After that, it gets a little sketchy. The other acts on the 2014 ballot were Yes, LL Cool J, The Replacements, Paul Butterfield Blues Band, Chic, Deep Purple, NWA, The Meters, Link Wray and the Zombies.
I would have picked Chic before Ronstadt, H&O, or Cat Stevens. Yes, they were a disco band, which automatically makes them second class to many voters, but they were so much more. They brought in R&B and a certain loose-limbed aesthetic to their music that proved to have great legs long after disco died. It seemed like Nile Rodgers work with Daft Punk would have helped bring him and the band to the fore this year, but they”ll have to come back again… for a ninth time.
I would have also gone with Link Wray this year. Best known for “Rumble” and “The ‘Batman” Theme,” Wray invented a whole new language on the electric guitar that thousands of musicians have adopted from rock to punk and country.

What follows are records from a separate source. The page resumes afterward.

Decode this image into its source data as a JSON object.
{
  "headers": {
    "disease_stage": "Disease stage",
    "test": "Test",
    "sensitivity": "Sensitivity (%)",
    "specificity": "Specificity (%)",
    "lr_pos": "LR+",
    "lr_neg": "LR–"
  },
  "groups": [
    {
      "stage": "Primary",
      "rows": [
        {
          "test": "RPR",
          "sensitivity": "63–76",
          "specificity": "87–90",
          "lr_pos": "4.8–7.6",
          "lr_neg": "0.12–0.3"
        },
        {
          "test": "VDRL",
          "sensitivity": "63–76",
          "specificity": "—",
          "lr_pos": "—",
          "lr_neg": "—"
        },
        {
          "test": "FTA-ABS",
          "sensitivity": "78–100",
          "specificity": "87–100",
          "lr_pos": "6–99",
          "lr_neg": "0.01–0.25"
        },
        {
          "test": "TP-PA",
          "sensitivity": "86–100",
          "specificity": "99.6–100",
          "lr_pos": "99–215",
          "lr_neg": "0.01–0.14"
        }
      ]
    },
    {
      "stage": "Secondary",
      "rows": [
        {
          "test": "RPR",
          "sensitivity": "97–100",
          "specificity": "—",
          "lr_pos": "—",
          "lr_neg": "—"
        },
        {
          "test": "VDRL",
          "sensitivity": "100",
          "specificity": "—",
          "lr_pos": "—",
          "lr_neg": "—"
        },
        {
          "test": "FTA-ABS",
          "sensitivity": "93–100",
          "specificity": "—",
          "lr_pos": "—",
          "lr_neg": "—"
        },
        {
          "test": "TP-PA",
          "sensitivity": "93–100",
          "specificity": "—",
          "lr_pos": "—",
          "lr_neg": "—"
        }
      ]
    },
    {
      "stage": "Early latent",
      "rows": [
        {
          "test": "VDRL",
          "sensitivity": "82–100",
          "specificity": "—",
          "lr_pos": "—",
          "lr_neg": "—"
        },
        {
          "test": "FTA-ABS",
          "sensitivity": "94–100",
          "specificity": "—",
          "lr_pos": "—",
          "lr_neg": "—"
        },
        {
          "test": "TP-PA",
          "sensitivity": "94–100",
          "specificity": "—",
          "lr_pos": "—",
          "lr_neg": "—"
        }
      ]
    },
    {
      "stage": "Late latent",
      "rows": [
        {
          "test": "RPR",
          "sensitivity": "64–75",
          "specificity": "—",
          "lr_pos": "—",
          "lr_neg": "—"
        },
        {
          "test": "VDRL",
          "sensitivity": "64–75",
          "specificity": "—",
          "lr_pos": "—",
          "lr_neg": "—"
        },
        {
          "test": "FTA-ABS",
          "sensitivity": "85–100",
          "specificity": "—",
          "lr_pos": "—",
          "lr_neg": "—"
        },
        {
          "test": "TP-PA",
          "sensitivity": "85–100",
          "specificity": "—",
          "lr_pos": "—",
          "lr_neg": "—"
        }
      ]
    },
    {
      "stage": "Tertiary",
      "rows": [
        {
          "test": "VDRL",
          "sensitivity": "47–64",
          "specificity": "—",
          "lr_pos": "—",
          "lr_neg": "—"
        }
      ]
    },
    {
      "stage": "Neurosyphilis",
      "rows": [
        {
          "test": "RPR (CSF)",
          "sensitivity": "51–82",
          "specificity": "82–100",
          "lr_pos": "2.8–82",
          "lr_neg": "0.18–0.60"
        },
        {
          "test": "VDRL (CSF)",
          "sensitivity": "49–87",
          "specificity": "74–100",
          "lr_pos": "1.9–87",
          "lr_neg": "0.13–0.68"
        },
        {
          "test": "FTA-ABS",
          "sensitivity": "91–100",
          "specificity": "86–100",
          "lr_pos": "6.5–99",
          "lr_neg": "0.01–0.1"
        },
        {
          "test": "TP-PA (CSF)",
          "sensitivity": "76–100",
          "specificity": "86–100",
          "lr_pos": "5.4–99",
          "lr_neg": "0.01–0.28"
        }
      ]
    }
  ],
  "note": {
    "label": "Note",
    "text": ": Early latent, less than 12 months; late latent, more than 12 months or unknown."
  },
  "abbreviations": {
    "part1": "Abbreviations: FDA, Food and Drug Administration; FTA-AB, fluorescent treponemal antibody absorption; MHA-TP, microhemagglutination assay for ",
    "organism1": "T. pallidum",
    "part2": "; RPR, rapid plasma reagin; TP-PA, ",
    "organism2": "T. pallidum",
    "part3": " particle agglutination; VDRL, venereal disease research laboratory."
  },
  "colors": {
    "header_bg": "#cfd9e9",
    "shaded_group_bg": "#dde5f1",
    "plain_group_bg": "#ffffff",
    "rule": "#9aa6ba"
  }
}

Thirdly, I would have picked NWA. Yes, they were long shots, and some of the more conservative voters may have objections to their politics or feel like Public Enemy”s inclusion this year gives them a pass on hard core rap for a little while, but their music represents the rebellion and social protest that the absolute best music represents. Albums like “Straight Outta Compton” and “Niggaz4Life” are time capsules of the racial tensions brewing on the West Coast in the late ’80s and early ’90s.

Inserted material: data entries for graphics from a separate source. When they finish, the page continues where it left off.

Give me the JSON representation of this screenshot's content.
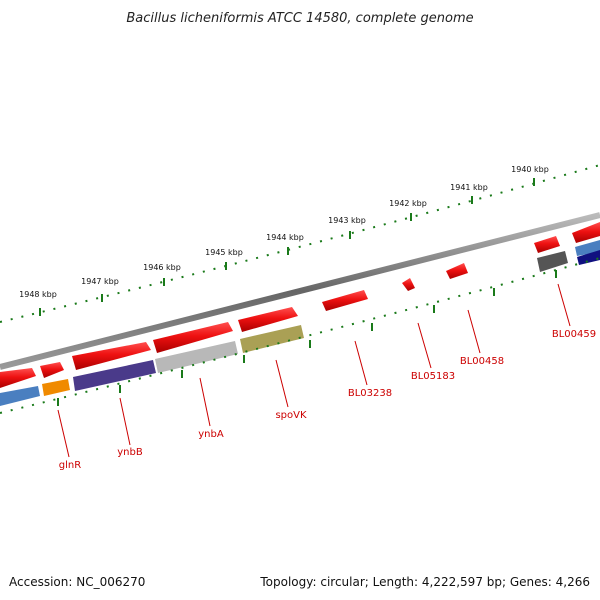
{
  "title": "Bacillus licheniformis ATCC 14580, complete genome",
  "footer": {
    "accession": "Accession: NC_006270",
    "summary": "Topology: circular; Length: 4,222,597 bp; Genes: 4,266"
  },
  "kbp_ticks": [
    "1948 kbp",
    "1947 kbp",
    "1946 kbp",
    "1945 kbp",
    "1944 kbp",
    "1943 kbp",
    "1942 kbp",
    "1941 kbp",
    "1940 kbp"
  ],
  "gene_labels": [
    "glnR",
    "ynbB",
    "ynbA",
    "spoVK",
    "BL03238",
    "BL05183",
    "BL00458",
    "BL00459"
  ],
  "colors": {
    "forward_gene": "#ee1111",
    "backbone": "#777777",
    "tick": "#1a7a1a",
    "label": "#cc0000",
    "cds_blue": "#4a7fc0",
    "cds_orange": "#f08a00",
    "cds_purple": "#4a3a8a",
    "cds_gray": "#b8b8b8",
    "cds_olive": "#aaa055",
    "cds_darkgray": "#555555",
    "cds_navy": "#101080"
  }
}
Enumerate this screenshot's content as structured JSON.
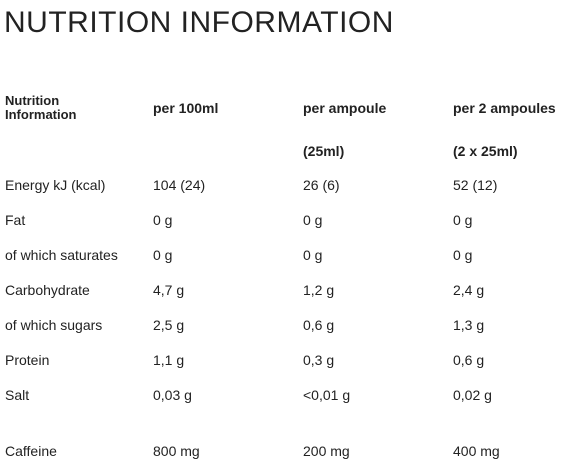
{
  "header": {
    "title": "NUTRITION INFORMATION"
  },
  "table": {
    "header": [
      "Nutrition Information",
      "per 100ml",
      "per ampoule",
      "per 2 ampoules"
    ],
    "header_notes": {
      "2": "(25ml)",
      "3": "(2 x 25ml)"
    },
    "rows": [
      [
        "Energy kJ (kcal)",
        "104 (24)",
        "26 (6)",
        "52 (12)"
      ],
      [
        "Fat",
        "0 g",
        "0 g",
        "0 g"
      ],
      [
        "of which saturates",
        "0 g",
        "0 g",
        "0 g"
      ],
      [
        "Carbohydrate",
        "4,7 g",
        "1,2 g",
        "2,4 g"
      ],
      [
        "of which sugars",
        "2,5 g",
        "0,6 g",
        "1,3 g"
      ],
      [
        "Protein",
        "1,1 g",
        "0,3 g",
        "0,6 g"
      ],
      [
        "Salt",
        "0,03 g",
        "<0,01 g",
        "0,02 g"
      ],
      [
        "Caffeine",
        "800 mg",
        "200 mg",
        "400 mg"
      ]
    ]
  }
}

I’ll go a step further, I absolutely believe that Hall & Oates should be in, though I would have waited a few more year, but I’m not so sure that, as much as I love both Ronstadt and Stevens, that either one of them should be included. At some point does it just become popular names?
Of course, there are still a number of acts who weren”t on the ballot this year that deserve inclusion, among them Cheap Trick and Todd Rundgren.
Do you think the Rock & Roll Hall of Fame voters got it right this year?